Kathmandu /Â AFP
Nepal’s K.P. Sharma Oli resigned as prime minister on Sunday, minutes before facing a no-confidence motion in parliament he was certain to lose, plunging the impoverished nation into fresh turmoil.
His political rivals, former Maoist rebels, called for the vote against Oli after they deserted his fragile ruling coalition, accusing him of reneging on past deals and following deadly unrest over a divisive new constitution.
“I have decided to open the road to elect a new PM in this parliament and presented my resignation to the president,” Oli told lawmakers who were set to vote on the no-confidence
motion.
In his speech, the embattled premier accused rival lawmakers of undermining his nine-month-old government, which he said was working to rebuild the Himalayan country after a devastating earthquake last year.

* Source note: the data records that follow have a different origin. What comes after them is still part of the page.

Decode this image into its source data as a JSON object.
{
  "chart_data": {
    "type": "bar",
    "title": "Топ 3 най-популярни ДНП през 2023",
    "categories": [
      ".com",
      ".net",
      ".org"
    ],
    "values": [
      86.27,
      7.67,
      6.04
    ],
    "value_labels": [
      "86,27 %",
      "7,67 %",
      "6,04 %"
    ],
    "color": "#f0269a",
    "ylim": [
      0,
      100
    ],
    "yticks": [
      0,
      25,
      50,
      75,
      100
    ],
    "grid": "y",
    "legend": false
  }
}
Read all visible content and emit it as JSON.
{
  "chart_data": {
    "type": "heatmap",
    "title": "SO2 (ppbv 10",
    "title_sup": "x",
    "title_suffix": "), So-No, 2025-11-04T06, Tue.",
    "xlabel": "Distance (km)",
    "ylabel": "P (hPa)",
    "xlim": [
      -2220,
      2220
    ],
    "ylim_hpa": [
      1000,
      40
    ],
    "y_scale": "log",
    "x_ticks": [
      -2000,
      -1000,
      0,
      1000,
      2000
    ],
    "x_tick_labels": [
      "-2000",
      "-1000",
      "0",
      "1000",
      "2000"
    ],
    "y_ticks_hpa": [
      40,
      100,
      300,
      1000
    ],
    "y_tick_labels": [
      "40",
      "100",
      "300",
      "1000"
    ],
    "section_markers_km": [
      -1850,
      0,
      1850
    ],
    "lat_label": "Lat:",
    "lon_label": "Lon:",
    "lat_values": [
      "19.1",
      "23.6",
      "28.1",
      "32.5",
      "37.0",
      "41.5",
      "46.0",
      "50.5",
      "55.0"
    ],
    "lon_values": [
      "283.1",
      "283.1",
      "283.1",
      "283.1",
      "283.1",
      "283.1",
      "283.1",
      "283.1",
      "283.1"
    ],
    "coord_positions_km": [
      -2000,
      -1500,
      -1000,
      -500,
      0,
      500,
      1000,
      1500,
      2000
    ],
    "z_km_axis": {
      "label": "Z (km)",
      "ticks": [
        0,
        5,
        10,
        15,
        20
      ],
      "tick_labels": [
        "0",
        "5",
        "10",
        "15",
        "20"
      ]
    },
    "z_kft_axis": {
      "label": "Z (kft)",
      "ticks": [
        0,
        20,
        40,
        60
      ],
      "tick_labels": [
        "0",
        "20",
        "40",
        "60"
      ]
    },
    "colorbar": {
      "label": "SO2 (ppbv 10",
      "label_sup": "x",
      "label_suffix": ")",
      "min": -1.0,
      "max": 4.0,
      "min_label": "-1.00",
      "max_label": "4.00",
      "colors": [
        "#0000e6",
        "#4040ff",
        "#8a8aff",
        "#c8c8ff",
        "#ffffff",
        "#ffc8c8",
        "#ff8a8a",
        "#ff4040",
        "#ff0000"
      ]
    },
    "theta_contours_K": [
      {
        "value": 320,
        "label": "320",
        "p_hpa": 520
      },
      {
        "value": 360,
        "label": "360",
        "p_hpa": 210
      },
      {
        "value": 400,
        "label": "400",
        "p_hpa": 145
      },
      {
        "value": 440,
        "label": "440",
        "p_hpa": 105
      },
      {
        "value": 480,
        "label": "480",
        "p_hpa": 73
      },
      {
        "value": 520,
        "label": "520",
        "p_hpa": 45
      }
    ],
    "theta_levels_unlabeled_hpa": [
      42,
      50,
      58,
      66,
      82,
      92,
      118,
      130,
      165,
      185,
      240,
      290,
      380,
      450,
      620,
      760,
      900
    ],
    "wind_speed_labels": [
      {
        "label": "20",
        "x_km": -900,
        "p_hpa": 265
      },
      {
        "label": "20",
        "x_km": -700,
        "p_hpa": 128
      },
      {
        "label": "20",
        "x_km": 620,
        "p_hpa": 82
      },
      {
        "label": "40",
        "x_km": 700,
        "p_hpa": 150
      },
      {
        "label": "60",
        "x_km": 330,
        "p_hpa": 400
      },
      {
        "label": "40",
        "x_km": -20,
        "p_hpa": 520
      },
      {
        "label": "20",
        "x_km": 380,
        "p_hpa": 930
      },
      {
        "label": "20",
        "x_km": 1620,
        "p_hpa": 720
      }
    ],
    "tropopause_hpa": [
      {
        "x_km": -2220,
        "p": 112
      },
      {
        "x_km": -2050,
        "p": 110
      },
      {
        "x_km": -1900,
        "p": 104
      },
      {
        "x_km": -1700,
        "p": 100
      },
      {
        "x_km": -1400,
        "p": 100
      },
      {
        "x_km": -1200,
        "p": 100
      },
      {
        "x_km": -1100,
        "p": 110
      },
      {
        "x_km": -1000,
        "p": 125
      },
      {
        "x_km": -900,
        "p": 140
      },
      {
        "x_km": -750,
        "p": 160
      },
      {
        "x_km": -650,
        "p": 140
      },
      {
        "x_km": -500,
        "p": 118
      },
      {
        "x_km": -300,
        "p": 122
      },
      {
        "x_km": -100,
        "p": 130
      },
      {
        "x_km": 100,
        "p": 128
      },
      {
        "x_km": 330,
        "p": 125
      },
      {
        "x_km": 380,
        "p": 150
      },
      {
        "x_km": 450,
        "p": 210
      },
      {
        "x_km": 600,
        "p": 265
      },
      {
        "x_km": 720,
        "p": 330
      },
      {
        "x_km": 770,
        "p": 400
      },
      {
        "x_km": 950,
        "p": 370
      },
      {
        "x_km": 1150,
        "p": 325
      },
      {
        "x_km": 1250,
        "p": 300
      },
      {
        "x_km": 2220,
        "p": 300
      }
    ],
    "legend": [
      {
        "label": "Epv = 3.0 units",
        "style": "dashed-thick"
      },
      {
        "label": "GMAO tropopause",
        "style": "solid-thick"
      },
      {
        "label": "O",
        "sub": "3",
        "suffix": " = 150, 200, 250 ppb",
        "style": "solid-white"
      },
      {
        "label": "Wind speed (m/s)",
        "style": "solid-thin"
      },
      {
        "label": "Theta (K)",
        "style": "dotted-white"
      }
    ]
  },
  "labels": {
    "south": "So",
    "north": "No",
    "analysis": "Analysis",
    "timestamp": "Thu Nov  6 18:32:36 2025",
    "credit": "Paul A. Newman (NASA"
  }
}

“I am concerned that the steps taken were driven by selfishness and revenge (and they) will cause a long-term negative impact and push the country to instability,” he said of the motion, during the nearly two-hour speech.
Oli’s resignation is the latest crisis to hit Nepal which has been struggling to rebuild the quake last April that claimed almost 9,000 lives.
The former rebels and main opposition Nepali Congress party had said they would try to form a new administration if Oli lost the vote, with Maoist chief Pushpa Kamal Dahal as premier.
Dahal, the country’s first prime minister after the Maoist insurgency ended in 2006, pulled his party from Oli’s coalition two weeks ago, leaving it without a majority.
Dahal, better known by his nom-de-guerre Prachanda, painted Oli as an egocentric who refused to listen to the people and demanded that he resign.
After debate on the motion kicked off on Friday, two smaller parties also abandoned the coalition, leaving Oli’s Communist Party of Nepal (Unified Marxist Leninist) floundering for support. The Maoists joined Oli’s government last October, weeks after Nepal adopted the new national constitution.
Coalition cracks
Cracks began to appear in the coalition two months ago when the Maoists threatened to topple Oli, prompting the premier to draw up an 11th-hour deal with Dahal.
But Dahal later withdrew from the coalition, citing the government’s failure to implement that agreement to withdraw war cases from Nepal’s courts and offer amnesties to people accused of abuses during the decade-long Maoist conflict.